Cryptocurrencies do not “bring anything useful for society”, claims the chief technology officer of graphics card giant Nvidia.
Nvidia is a huge player in the cryptocurrency space, with crypto miners frequently causing mass GPU shortages. Despite its popularity amongst miners, Nvidia has never fully embraced the practice and in 2021 released software which artificially constrained the ability for users to mine Ethereum to ensure stocks remained for gamers and AI researchers.
In comments to The Guardian, Nvidia chief technology officer Michael Kagan said that the company is more oriented on AI development and criticised the heavy investment in crypto mining.
He said: “All this crypto stuff, it needed parallel processing, and [Nvidia] is the best, so people just programmed it to use for this purpose. They bought a lot of stuff, and then eventually it collapsed, because it doesn’t bring anything useful for society. AI does.

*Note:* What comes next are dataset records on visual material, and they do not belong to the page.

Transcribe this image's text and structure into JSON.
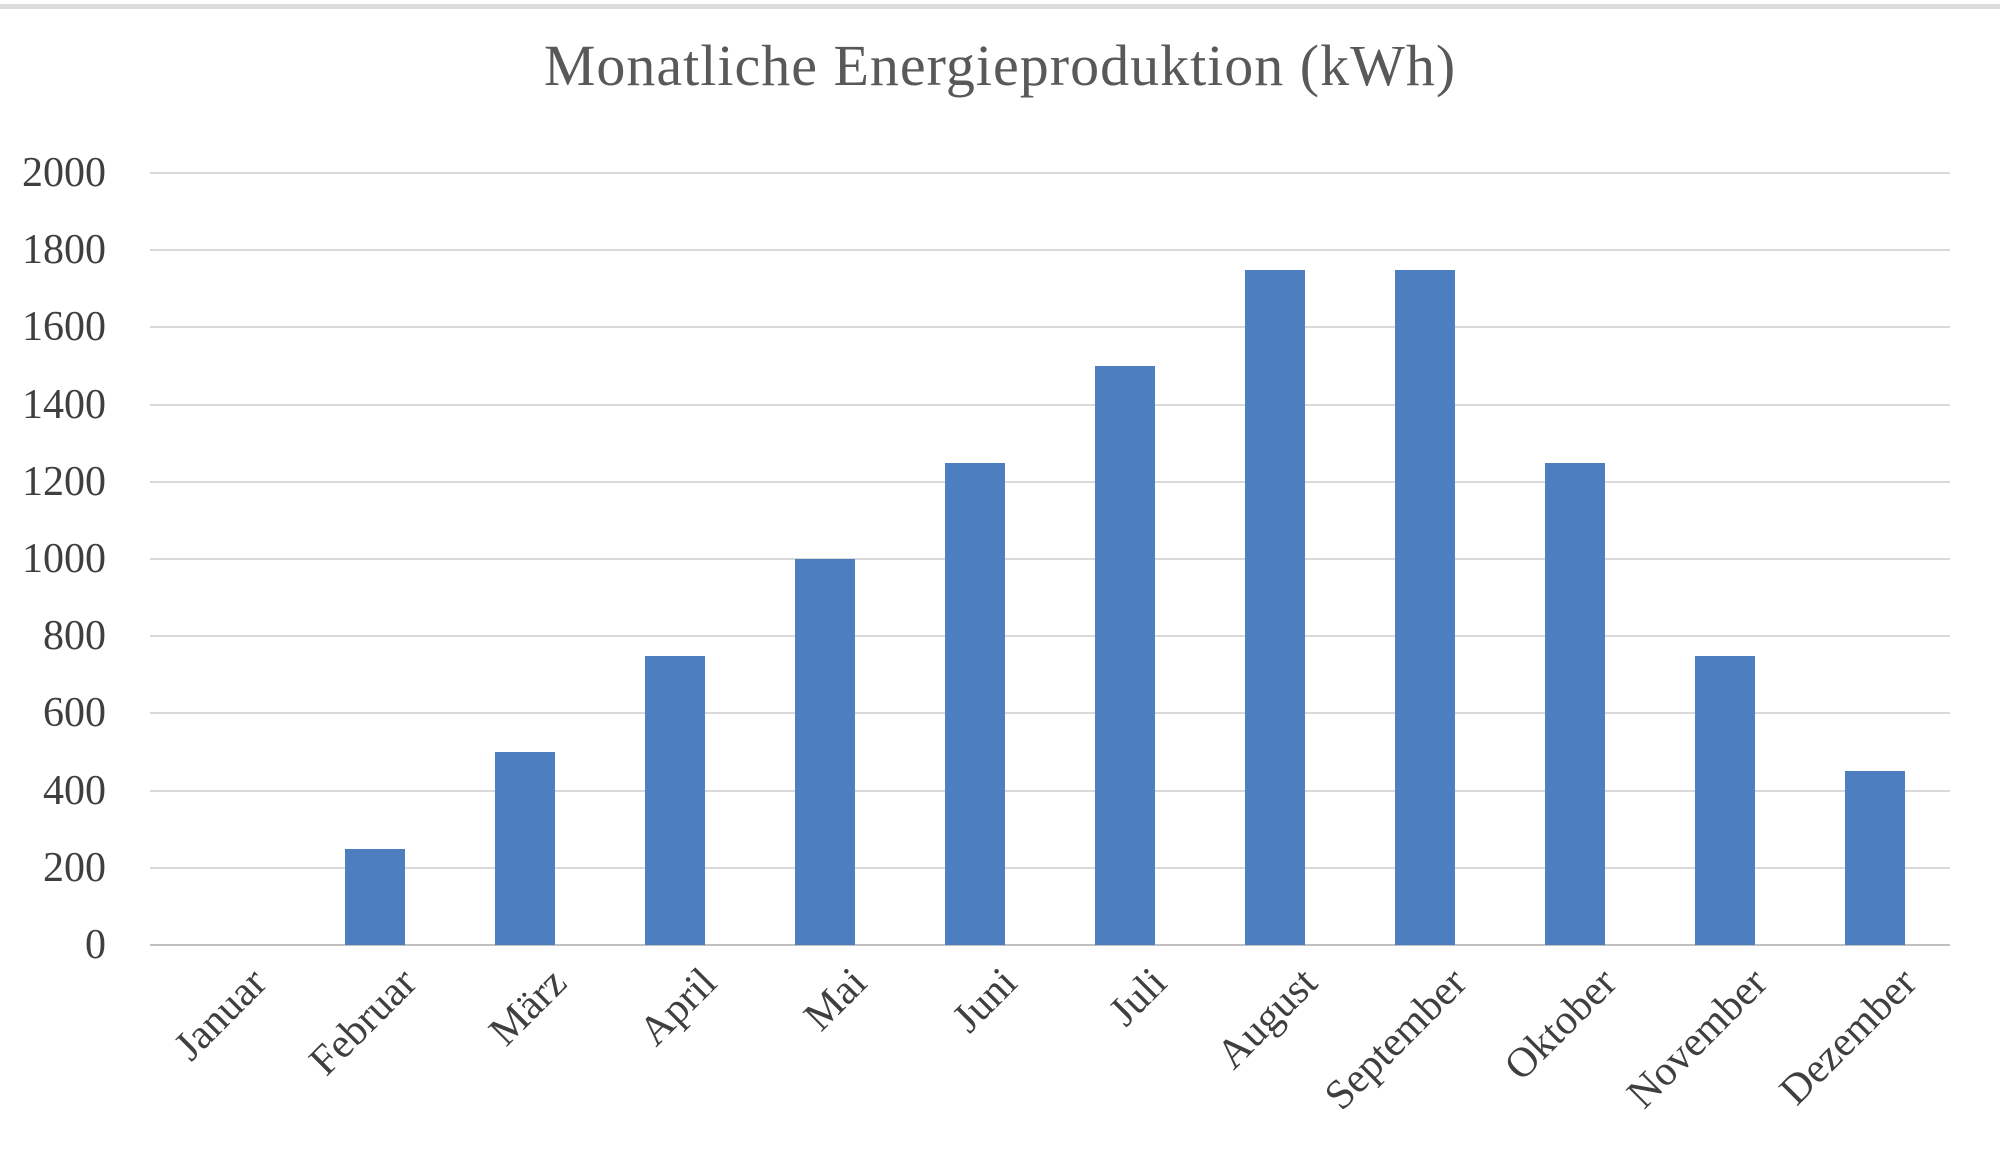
{
  "page": {
    "background": "#ffffff",
    "top_rule_color": "#dcdcdc"
  },
  "chart_data": {
    "type": "bar",
    "title": "Monatliche Energieproduktion (kWh)",
    "categories": [
      "Januar",
      "Februar",
      "März",
      "April",
      "Mai",
      "Juni",
      "Juli",
      "August",
      "September",
      "Oktober",
      "November",
      "Dezember"
    ],
    "values": [
      0,
      250,
      500,
      750,
      1000,
      1250,
      1500,
      1750,
      1750,
      1250,
      750,
      450
    ],
    "xlabel": "",
    "ylabel": "",
    "ylim": [
      0,
      2000
    ],
    "yticks": [
      0,
      200,
      400,
      600,
      800,
      1000,
      1200,
      1400,
      1600,
      1800,
      2000
    ],
    "grid": true,
    "legend_position": "none",
    "x_tick_rotation_deg": 45,
    "bar_color": "#4d7ec0",
    "gridline_color": "#d9d9d9",
    "axis_line_color": "#c0c0c0",
    "title_color": "#595959",
    "tick_label_color": "#3f3f3f"
  }
}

“I never believed that [crypto] is something that will do something good for humanity. You know, people do crazy things, but they buy your stuff, you sell them stuff. But you don’t redirect the company to support whatever it is.”
The tech chief went on to say that the first version of the AI chatbot ChatGPT was trained on a supercomputer made up of around 10,000 Nvidia graphics cards. He added: “With ChatGPT, everybody can now create his own machine, his own programme: you just tell it what to do, and it will. And if it doesn’t work the way you want it to, you tell it ‘I want something different’.”
Microsoft recently announced the purchase of tens of thousands of Nvidia’s AI-oriented A100 GPUs to power ChatGPT. Nvidia has also recently sold 20,000 H100s to AWS to power its cloud computing servers.